Only housewives and aging women are willing," said Slamet, who
hires mostly aging women in his business. Canting is a small
dipper used to apply wax.

Apart from the difficult batik-making process and lack of
manpower, he also found that within the market, it was difficult
to compete with much more innovative batik designs from other
places, mostly Surakarta, Yogyakarta and Pekalongan.

Moreover, it's hard to find raw material for the industry in
Banyumas, forcing him to go as far as Pekalongan to buy raw
materials, thus increasing production costs.

"These problems are not good for the business since the batik
industry has long been in need of fresh investment. We are hoping
the local government can help us, but they have never offered,"
Slamet lamented.

The chief of the Banyumas Industry, Trade and Cooperatives
Office Budi Cahyono admitted a lack of batik industry progress in
his region, insisting that his office had tried hard to find a
way to put the industry back on track. One of the efforts was
through product diversification, he said.

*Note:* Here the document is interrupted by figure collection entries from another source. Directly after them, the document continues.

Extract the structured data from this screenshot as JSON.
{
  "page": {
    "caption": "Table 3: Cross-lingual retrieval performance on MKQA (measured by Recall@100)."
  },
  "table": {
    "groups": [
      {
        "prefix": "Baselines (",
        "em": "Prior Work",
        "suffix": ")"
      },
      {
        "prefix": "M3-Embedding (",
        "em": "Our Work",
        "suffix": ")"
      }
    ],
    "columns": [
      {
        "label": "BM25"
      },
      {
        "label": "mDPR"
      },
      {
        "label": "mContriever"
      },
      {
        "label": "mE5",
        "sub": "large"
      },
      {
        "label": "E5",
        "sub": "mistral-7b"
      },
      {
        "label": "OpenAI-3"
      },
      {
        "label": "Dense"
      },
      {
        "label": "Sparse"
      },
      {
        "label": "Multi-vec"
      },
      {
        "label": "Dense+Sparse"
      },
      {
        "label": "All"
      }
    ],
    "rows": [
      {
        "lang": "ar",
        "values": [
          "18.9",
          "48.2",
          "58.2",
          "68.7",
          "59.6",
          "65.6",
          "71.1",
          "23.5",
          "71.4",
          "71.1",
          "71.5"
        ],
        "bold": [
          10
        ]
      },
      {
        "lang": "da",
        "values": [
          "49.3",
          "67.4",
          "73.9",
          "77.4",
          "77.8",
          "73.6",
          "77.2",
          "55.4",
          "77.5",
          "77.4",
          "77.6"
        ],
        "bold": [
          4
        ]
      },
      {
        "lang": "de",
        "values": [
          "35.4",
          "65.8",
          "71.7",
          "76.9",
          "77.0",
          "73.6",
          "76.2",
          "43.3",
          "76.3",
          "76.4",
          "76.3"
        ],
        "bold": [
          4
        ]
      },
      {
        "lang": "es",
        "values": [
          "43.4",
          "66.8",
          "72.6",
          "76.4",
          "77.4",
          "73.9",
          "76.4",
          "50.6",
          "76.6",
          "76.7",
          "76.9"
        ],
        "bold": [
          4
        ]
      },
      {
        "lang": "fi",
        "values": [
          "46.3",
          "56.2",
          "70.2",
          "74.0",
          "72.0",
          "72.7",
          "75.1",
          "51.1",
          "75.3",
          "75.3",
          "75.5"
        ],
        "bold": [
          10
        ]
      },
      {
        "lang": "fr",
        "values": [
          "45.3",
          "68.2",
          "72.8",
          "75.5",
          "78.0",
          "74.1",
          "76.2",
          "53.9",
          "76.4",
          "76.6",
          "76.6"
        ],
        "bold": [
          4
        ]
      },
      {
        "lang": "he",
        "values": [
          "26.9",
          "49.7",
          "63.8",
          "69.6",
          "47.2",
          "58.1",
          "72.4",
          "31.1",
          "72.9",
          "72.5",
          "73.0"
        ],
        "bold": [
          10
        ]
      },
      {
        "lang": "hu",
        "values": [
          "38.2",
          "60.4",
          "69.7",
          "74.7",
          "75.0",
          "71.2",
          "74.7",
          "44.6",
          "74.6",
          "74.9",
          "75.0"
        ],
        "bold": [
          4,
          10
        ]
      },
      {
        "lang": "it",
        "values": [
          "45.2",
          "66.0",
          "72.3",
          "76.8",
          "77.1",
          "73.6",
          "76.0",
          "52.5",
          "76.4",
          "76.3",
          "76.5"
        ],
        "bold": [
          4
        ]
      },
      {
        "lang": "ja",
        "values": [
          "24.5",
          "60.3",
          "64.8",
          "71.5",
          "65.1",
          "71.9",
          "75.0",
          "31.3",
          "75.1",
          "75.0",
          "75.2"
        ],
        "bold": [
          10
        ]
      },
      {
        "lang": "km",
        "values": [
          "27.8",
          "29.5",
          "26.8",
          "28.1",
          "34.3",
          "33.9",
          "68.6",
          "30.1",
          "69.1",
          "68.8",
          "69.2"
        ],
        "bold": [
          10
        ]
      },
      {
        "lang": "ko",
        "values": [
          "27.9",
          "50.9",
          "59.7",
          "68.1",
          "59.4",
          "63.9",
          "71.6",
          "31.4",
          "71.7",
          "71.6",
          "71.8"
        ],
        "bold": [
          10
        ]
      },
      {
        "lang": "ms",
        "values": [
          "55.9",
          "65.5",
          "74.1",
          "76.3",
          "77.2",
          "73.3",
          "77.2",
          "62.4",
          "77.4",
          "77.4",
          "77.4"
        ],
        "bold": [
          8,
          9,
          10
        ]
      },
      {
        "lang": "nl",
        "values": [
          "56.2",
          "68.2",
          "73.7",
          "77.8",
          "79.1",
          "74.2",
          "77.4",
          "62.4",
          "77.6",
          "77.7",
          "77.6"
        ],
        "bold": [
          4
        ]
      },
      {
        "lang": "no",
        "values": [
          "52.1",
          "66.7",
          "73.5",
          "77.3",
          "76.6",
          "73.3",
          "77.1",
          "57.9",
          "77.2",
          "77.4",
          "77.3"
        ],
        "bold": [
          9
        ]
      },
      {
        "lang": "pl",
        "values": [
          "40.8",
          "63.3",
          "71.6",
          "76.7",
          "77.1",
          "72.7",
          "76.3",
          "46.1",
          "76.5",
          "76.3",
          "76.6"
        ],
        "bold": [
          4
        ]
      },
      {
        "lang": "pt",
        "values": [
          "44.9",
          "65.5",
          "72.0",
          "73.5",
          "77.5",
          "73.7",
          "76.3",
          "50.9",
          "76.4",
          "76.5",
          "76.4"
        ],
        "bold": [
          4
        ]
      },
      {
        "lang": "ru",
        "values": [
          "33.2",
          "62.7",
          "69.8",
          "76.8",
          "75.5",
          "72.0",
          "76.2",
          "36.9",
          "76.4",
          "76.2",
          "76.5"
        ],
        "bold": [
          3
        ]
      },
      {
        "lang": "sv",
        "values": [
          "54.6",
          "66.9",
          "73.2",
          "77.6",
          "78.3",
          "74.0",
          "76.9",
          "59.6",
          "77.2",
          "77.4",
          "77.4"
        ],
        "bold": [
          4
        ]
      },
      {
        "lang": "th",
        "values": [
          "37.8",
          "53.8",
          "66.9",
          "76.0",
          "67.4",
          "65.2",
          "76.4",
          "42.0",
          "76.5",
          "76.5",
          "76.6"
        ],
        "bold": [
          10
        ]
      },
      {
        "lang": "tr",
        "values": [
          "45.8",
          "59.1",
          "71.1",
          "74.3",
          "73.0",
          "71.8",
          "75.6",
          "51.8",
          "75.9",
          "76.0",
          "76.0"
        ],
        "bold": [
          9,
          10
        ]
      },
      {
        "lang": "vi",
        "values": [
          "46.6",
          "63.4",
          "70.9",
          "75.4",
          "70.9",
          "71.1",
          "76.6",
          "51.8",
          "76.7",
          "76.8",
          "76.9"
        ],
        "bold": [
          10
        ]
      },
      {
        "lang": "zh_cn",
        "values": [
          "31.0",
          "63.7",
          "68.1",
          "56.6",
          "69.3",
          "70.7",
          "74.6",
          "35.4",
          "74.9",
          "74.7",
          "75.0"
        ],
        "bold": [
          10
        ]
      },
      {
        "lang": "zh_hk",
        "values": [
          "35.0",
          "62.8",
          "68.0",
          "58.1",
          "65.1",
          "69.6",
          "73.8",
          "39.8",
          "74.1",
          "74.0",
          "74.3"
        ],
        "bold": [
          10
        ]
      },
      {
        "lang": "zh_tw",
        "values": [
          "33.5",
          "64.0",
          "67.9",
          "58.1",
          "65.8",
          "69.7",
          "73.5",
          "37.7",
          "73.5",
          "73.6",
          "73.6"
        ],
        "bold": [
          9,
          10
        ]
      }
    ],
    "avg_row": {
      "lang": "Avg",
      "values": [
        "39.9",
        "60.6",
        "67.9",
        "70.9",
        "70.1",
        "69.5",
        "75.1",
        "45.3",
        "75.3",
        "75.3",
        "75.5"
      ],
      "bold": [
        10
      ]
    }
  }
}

The local goverment, Budi said, also had to work on developing
natural silk in the Kaliori region. In the long term, it is
expected that Banyumas batik can be produced on silk.

"But, there's a problem, mainly our lack of equipment to weave
silk," Budi said.

A craftsman like Slamet, however, found such an idea
unrealistic and unnecessary, insisting they only needed fresh
capital investment and easy access of raw materials in Banyumas.

Slamet, whose business has been running for generations, said
his business was still ok, despite the problems, with some 40
employees working for him. Each month he has the capacity to
produce some 2,000 pieces of printed batiks and an additional 400
pieces of hand-painted ones when the market is good.

"At present, the market for hand-painted batiks is slow so we
produce only about 40 pieces a month," said Slamet.

Hand-painted batik is sold at between Rp 60,000 and Rp 100,000
each while printed ones are sold for Rp 20,000 to Rp 50,000 each.
Prices depend on the manufacturing process; the more complicated,
the more expensive it is.

Historically, there is no clear information on the exact time
when Banyumasan batik first made, but many believe it has been
there since the 1800s. Some say the batik-making process started
with the existing customary law in the area while others believe
it was Pangeran Diponegoro who brought the tradition to the
region while he was involved in guerilla warfare against the
Dutch government of Java at the time.

In terms of motif, Banyumas batik does have some unique
characteristics. Jonasan and sosrok motifs were believed to be
the originated in Banyumasan and used to be very famous among
Banyumas batik lovers. Other Banyumas motifs were said to be
influenced by motifs from Pekalongan, Surakarta or Yogyakarta
batik, in efforts to meet market demands.

Jonasan batik is classified into a non-geometric motif with
white or brownish white as a base color and brown and black for
the color. The motifs are usually derived from plants, flowers or
butterflies. The distinct characteristic of this batik motif lies
in the hem colors of either red or black that surround the
cloth's entire design.

Sosrok batik, on the other hand, is mostly characterized with
either straight lines (for sosrok garis) or a half-circle and
waving line (for sosrok ukel) motifs. The uniqueness of this
particular motif lies in the processing wherein the wax is
removed by scratching it from the cloth. Sosrok garis motif is
usually dominated by brownish yellow, brown, or black colors,
while sosrok ukel usually has white as it base color and is
therefore also called latar putih (white background) motif.

Other popular Banyumas batik designs include trem, or printed
batik, and modern or new style motif.

Trem, which has the base color of yellow with brown and black
for the colors of its motif, is grouped into geometrical
patterns. Modern or new style designs are usually hand-painted
with non-geometrical patterns like flowers, plants, leaves and
animal's wings and this particular motif usually uses more bright
colors like green, blue, violet and red.